PowerPC microprocessor

The x704 is a 32-bit PowerPC microprocessor developed in 1997 by Exponential Technology. The microprocessor was notable for its high clock frequency in the range of 400 to 533 MHz, its use of bipolar transistors for logic and CMOS circuits for memory, and its failure to see use in an Apple Macintosh, the opposite of what industry observers such as Microprocessor Report had expected. Exponential Technology eventually failed as a result of the x704's lack of success, but some of its former employees founded Intrinsity, a start-up that developed a high clock frequency MIPS implementation, FastMATH. Incidentally, Intrinsity was acquired by Apple in 2010 to aid in the development of their line of ARM microprocessors.

The x704 is a superscalar microprocessor that issues up to three instructions per cycle to an arithmetic logic unit (ALU), floating-point unit (FPU) and branch unit. To realize the short cycle times, the caches were kept small, limiting its performance. There are three levels of cache. The first consisted of separate 2 KB instruction and data caches.
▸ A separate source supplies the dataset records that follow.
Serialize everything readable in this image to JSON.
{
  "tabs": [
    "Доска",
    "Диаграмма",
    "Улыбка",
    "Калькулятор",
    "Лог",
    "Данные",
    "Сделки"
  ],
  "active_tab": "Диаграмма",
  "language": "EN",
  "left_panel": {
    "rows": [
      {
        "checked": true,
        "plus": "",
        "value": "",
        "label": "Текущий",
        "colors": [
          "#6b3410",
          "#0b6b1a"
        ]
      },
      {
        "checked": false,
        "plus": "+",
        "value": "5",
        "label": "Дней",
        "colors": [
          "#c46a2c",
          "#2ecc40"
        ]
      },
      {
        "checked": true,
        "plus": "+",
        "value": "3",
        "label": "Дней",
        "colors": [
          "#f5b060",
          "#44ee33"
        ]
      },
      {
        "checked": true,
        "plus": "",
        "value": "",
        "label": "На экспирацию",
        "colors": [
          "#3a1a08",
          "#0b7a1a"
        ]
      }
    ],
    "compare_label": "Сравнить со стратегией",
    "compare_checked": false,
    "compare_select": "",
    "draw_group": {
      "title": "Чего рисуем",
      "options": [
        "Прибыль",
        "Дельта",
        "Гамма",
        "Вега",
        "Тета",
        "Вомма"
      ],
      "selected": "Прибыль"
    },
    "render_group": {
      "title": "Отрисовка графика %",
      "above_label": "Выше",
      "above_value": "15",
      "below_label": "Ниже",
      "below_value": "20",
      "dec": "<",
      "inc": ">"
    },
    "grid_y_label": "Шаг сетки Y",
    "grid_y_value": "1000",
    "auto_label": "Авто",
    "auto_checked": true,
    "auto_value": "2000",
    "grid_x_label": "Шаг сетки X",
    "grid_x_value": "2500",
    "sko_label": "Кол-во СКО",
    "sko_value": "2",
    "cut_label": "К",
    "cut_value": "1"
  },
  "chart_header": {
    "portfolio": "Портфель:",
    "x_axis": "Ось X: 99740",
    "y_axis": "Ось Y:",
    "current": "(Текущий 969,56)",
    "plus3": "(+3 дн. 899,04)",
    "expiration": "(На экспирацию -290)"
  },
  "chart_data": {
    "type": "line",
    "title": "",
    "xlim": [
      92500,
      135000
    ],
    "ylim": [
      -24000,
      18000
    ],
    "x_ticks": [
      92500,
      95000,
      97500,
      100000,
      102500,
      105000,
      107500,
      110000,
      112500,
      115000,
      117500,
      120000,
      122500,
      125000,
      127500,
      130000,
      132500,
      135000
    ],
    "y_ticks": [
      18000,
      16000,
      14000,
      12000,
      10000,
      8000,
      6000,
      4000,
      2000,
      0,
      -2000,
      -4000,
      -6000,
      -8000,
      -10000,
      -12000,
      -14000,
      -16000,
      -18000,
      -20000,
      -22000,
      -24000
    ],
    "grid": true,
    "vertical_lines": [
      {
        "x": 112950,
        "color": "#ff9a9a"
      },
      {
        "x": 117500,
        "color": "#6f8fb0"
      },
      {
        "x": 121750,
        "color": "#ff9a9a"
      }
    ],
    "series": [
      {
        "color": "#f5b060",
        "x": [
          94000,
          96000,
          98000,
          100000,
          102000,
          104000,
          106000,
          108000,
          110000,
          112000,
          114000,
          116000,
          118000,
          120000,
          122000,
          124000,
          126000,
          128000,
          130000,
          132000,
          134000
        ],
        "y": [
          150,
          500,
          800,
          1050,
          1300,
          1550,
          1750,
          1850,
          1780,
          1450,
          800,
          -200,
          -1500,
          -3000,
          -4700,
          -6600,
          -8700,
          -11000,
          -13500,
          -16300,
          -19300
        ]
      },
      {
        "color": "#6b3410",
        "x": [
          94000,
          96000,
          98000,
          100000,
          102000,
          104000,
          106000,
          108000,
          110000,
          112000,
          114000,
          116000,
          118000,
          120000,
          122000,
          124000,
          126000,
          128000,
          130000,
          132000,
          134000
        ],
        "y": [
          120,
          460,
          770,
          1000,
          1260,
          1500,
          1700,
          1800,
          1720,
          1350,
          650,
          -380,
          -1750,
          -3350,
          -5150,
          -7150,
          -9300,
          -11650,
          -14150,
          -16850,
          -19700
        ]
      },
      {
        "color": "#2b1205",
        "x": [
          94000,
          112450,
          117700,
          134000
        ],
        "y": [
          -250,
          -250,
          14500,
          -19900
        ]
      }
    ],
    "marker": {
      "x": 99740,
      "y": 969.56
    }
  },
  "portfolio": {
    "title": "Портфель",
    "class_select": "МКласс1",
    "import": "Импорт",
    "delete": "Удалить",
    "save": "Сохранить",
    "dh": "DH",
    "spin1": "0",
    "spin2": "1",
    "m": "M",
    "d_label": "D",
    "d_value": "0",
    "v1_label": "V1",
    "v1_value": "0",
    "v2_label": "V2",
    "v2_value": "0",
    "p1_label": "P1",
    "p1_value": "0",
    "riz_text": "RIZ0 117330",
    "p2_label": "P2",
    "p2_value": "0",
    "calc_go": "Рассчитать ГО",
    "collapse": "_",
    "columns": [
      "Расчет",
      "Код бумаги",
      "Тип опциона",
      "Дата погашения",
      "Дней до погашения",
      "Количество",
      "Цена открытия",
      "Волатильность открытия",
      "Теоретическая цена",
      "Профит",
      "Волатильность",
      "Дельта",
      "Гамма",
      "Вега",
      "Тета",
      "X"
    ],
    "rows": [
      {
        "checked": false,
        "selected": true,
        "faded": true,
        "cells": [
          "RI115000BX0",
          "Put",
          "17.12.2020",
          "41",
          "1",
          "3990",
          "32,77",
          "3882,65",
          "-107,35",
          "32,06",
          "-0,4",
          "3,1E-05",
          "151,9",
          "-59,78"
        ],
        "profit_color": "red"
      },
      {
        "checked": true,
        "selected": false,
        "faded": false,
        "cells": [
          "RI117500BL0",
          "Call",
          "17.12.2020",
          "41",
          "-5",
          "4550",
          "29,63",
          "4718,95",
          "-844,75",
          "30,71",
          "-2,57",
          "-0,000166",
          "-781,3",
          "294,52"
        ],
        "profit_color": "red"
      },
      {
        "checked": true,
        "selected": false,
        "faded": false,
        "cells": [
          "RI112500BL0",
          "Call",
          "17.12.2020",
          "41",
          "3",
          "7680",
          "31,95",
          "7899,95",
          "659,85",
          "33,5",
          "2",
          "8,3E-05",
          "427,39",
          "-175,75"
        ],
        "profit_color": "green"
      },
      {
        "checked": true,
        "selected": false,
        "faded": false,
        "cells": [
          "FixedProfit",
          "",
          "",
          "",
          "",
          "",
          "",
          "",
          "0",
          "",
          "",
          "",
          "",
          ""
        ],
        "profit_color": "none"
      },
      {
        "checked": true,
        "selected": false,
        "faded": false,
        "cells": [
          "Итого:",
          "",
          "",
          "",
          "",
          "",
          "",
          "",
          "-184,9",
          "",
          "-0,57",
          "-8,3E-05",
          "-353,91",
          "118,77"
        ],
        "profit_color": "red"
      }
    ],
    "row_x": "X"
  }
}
These are direct-mapped. The L2 cache is on-die and is 32 KB in size. It is eight-way set set-associative. The L3 cache is larger, supporting capacities of 512 KB to 2 MB, and is located externally. The x704 contained 2.7 million transistors, of which 0.7 million were bipolar transistors and 2.0 million were metal oxide semiconductor (MOS), and measured 15 mm by 10 mm (150 mm^{2}). It was fabricated in a 0.5 μm BiCMOS process with six levels of interconnect. It uses 3.6 and 2.1 V power supplies and dissipates less than 85 W at 533 MHz. The x704 is packaged in a 356-ball ball grid array (BGA).